Immer wieder musste ich hierbei an meine Dolomitensagen denken und dass es kein Wunder ist, wenn sich für die Menschen dieser Bergwelt Wirklichkeit und Fantasie ganz leicht verwischen konnten ...
Die Zeit verging wie im Fluge, und ehe wir uns umschauten, waren wir in Italien und ganz bald am Gardasee. Hier gab es dann den nächsten Nervenkitzel:
Die Straße, die unser Bus am See entlang bis Limone fahren musste, die Gardesana occidentale, wurde erst 1932 gebaut; bis dahin war das kleine Fischerdorf Limone (heute etwas mehr als 1000 Einwohner), nur mit dem Boot oder über die Berge, z.B. mit dem Esel, erreichbar.
Teilweise ist diese Straße komfortabel ausgebaut, sodass auch der Bus gut Platz hatte. Teilweise aber in den Felsen gehauen und dann so schmal, dass unser Busfahrer einige male zu tun hatte, nicht mit dem Spiegel etwa hängen zu bleiben; und es kam auch vor, dass sich in der Röhre Bus und Auto begegneten - dann waren Fingerspitzengefühl, Geduld und gute Nerven angesagt!
Die schon jetzt wunderschöne Aussicht auf den See bei strahlender Sonne und überhaupt die ganze Landschaft, die malerischen Ortschaften, durch die wir fuhren und schließlich die Ankunft in unserem gemütlichen Hotel entschädigten mehr als genug für alle etwaigen Unbillen.
Die folgenden Tage, der 17. bis 20. September, zeigten sich uns als ein einziges überwältigendes Erlebnis ...
Das liebenswerte Städtchen Limone sul Garda, dessen Wahrzeichen die Zitrone ist, mit seinem bezaubernden italienischen Charme. Der Name des Ortes rührt vermutlich nicht von den zahlreichen Zitronengärten und ihren „wohl vermarkteten“ Früchten her, als vielmehr von dem Wort limes (lat. Grenze), der historischen Grenze zur einstigen Republik Venedig.
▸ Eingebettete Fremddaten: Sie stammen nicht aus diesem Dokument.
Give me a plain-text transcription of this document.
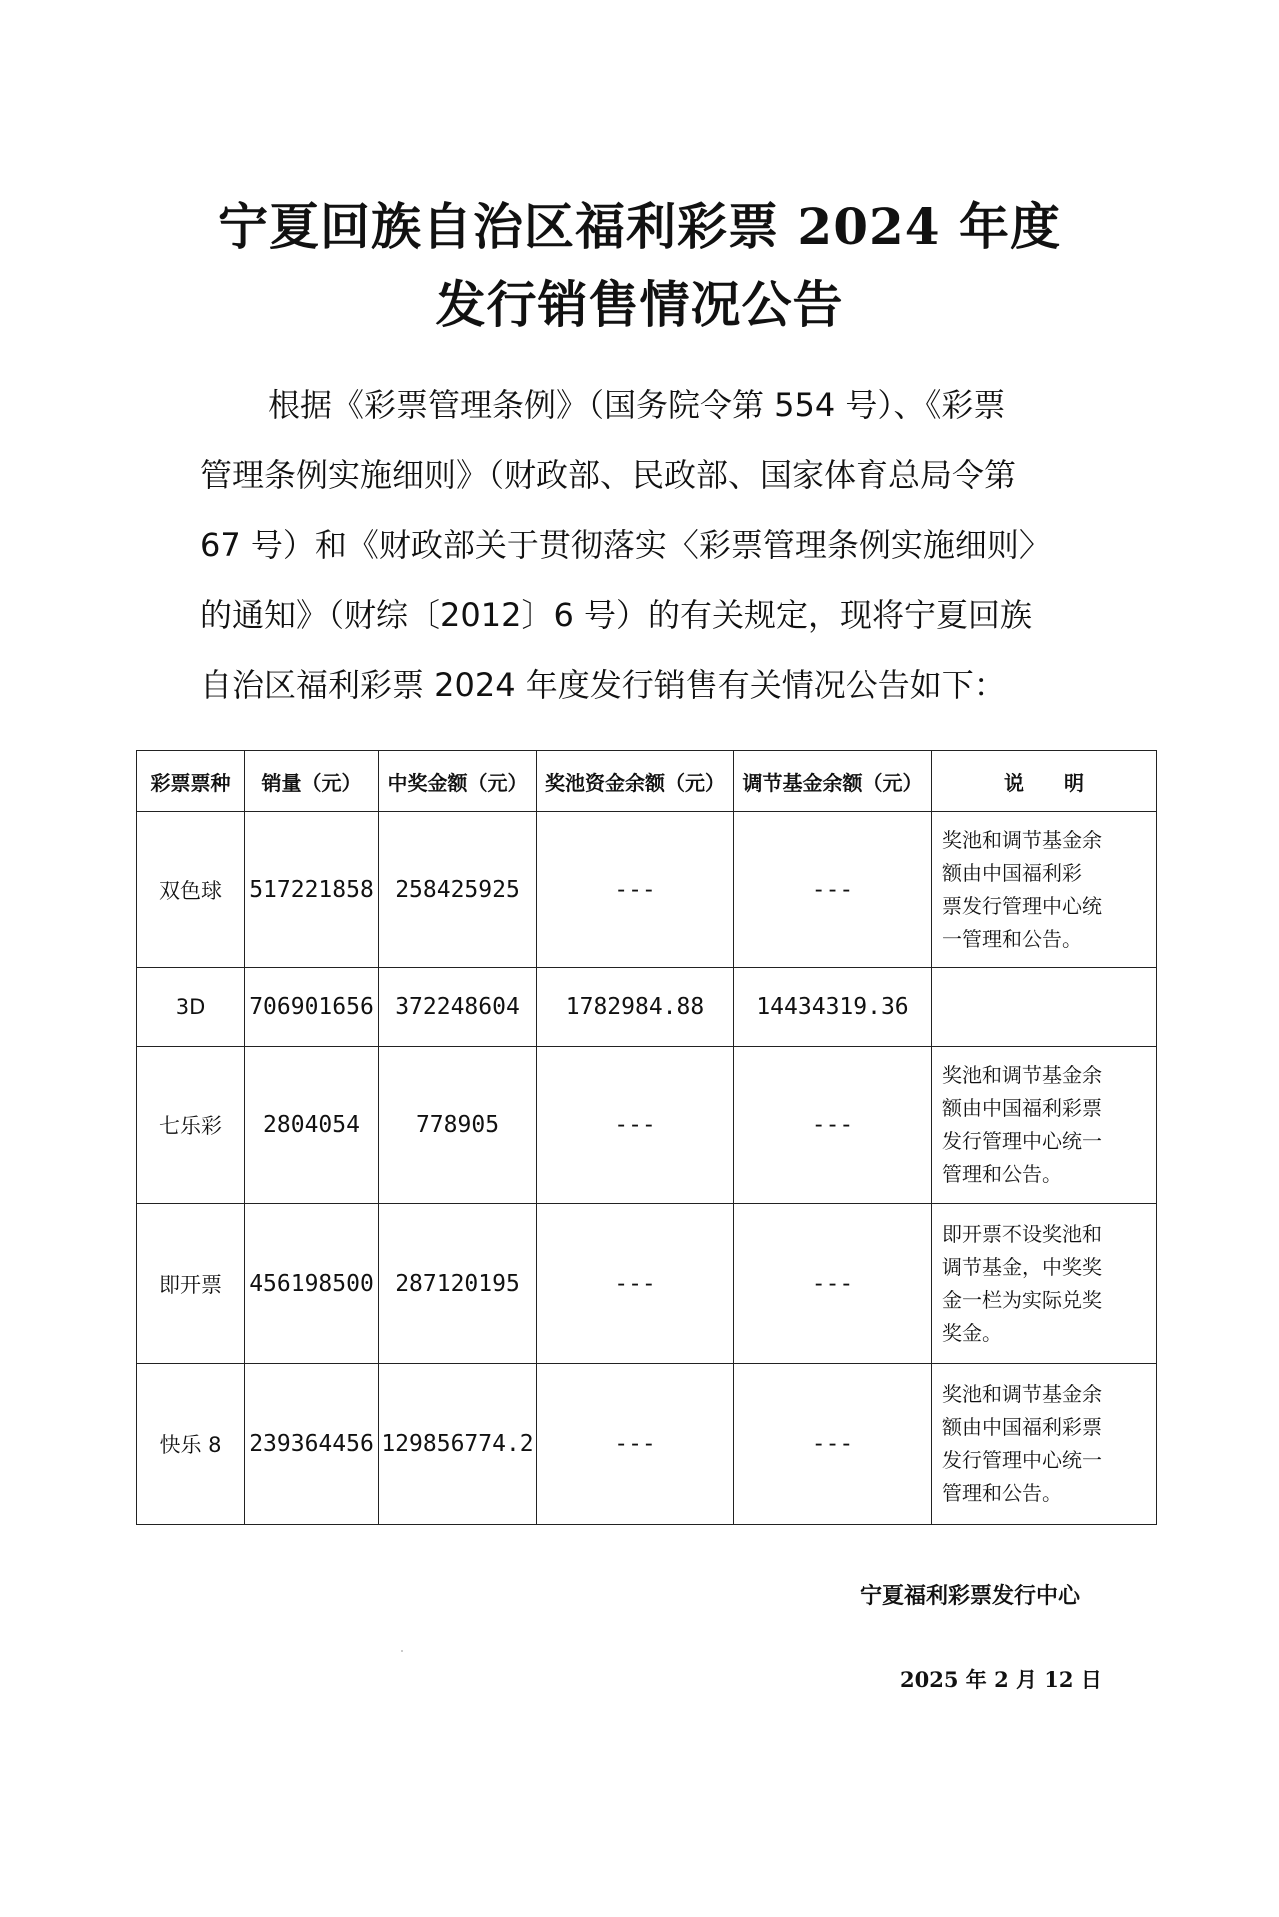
宁夏回族自治区福利彩票 2024 年度
发行销售情况公告
根据《彩票管理条例》（国务院令第 554 号）、《彩票
管理条例实施细则》（财政部、民政部、国家体育总局令第
67 号）和《财政部关于贯彻落实〈彩票管理条例实施细则〉
的通知》（财综〔2012〕6 号）的有关规定，现将宁夏回族
自治区福利彩票 2024 年度发行销售有关情况公告如下：
彩票票种	销量（元）	中奖金额（元）	奖池资金余额（元）	调节基金余额（元）	说　　明
双色球	517221858	258425925	---	---	奖池和调节基金余
额由中国福利彩
票发行管理中心统
一管理和公告。

3D	706901656	372248604	1782984.88	14434319.36	
七乐彩	2804054	778905	---	---	奖池和调节基金余
额由中国福利彩票
发行管理中心统一
管理和公告。

即开票	456198500	287120195	---	---	即开票不设奖池和
调节基金，中奖奖
金一栏为实际兑奖
奖金。

快乐 8	239364456	129856774.2	---	---	奖池和调节基金余
额由中国福利彩票
发行管理中心统一
管理和公告。
宁夏福利彩票发行中心
2025 年 2 月 12 日
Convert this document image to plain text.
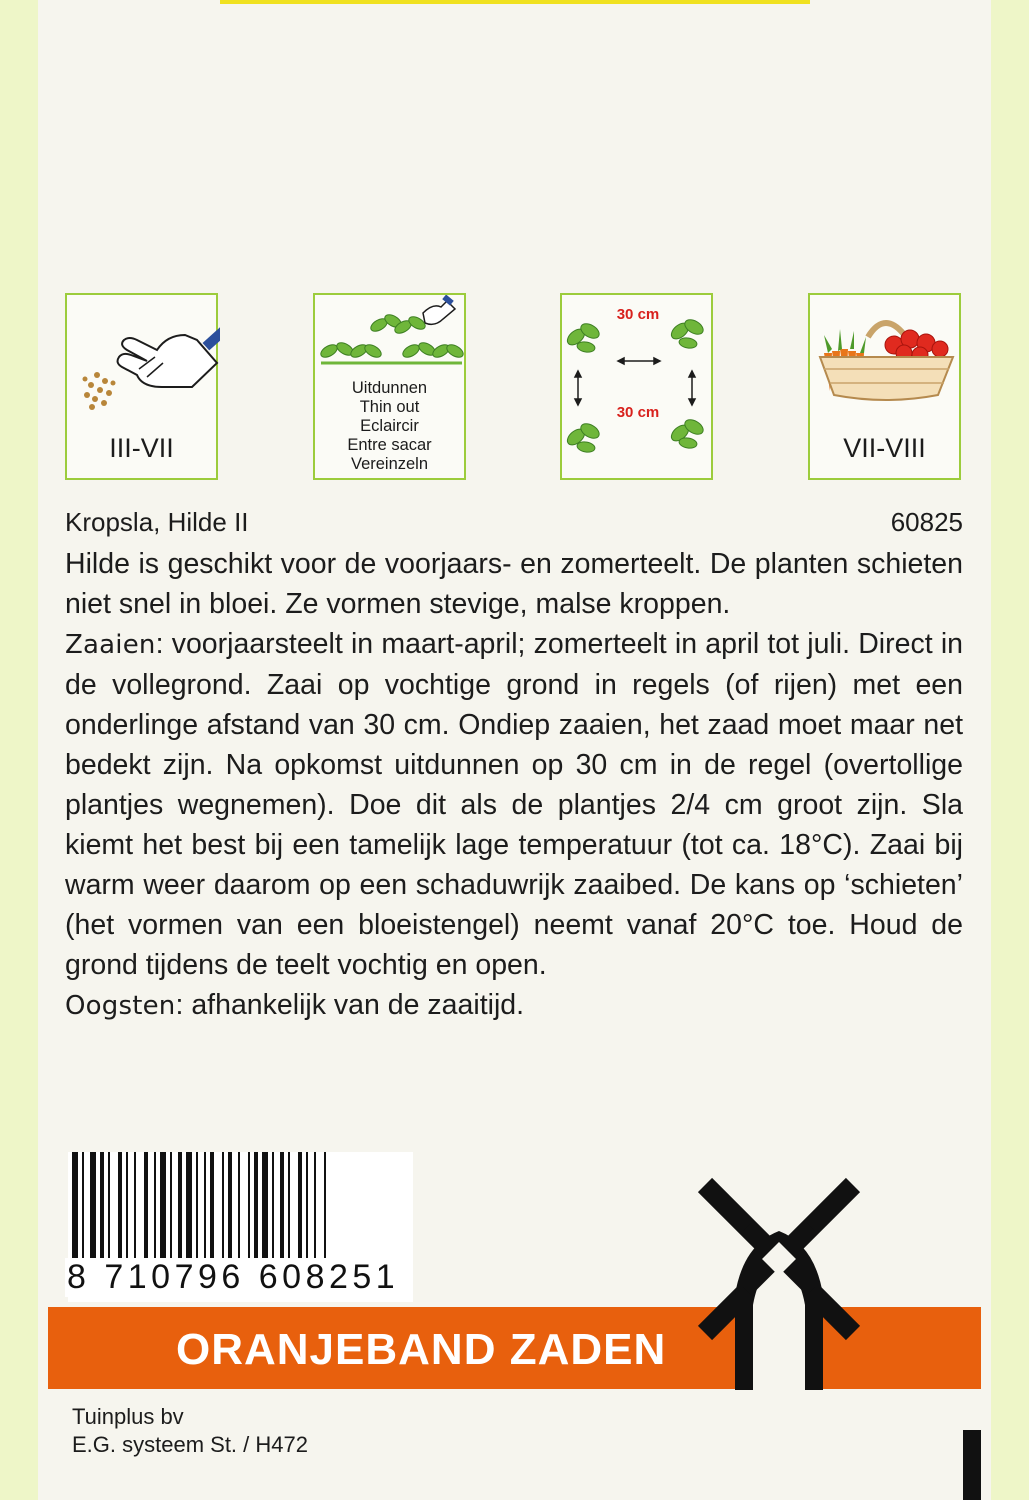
III-VII
Uitdunnen
Thin out
Eclaircir
Entre sacar
Vereinzeln
30 cm
30 cm
VII-VIII
Kropsla, Hilde II	60825

Hilde is geschikt voor de voorjaars- en zomerteelt. De planten schieten niet snel in bloei. Ze vormen stevige, malse kroppen.

Zaaien: voorjaarsteelt in maart-april; zomerteelt in april tot juli. Direct in de vollegrond. Zaai op vochtige grond in regels (of rijen) met een onderlinge afstand van 30 cm. Ondiep zaaien, het zaad moet maar net bedekt zijn. Na opkomst uitdunnen op 30 cm in de regel (overtollige plantjes wegnemen). Doe dit als de plantjes 2/4 cm groot zijn. Sla kiemt het best bij een tamelijk lage temperatuur (tot ca. 18°C). Zaai bij warm weer daarom op een schaduwrijk zaaibed. De kans op ‘schieten’ (het vormen van een bloeistengel) neemt vanaf 20°C toe. Houd de grond tijdens de teelt vochtig en open.

Oogsten: afhankelijk van de zaaitijd.

8 710796 608251
ORANJEBAND ZADEN
Tuinplus bv
E.G. systeem St. / H472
Unsere wunderbare Hotelanlage, in der wir ein selten schönes Terrassenzimmer mit Blick auf den Gardasee hatten, die Gastfreundschaft im Hotel und überhaupt die Freundlichkeit der italienischen Menschen und auch der anwesenden (Mit-)Gäste oder die vielen Schiffe und Boote auf dem See.
Das quirlige Malcesine, das wir am anderen Seeufer besuchten mit seiner eindrucksvollen Lampartenburg - im 6. Jahrhundert von den Langobarden ("Lamparten") erbaut -, in deren Turm Goethe 1786, während seiner italienischen Reise, wenn auch nur kurz, sogar als vermeintlicher Spion (!) festgehalten wurde. Hier fanden wir eine kleine, aber feine Dauerausstellung, die dieses Ereignis in Originalhandschriften und Zeichnungen (von Goethe selbst) erzählt.
Dann der Monte Baldo, der aufgrund seiner milden klimatischen Gegebenheiten Heimat für eine Fülle von besonderen Tieren und Pflanzen ist.
Und schließlich der Gardasee selbst. Der See bot jeden Tag und zu verschiedenen Tageszeiten ein anderes Bild. Wohl bedingt durch die Luft- und Wasserströmungen bildeten sich vor unseren Augen fantastische Wolkenbilder, die, zusammen mit der Sonne, zu so manchem ungewöhnlichen Foto verleiteten.
Die Einheimischen sagen, der See hätte die Gestalt einer Laute, mein Mann und ich meinen, er sähe aus wie ein fliegender Engel …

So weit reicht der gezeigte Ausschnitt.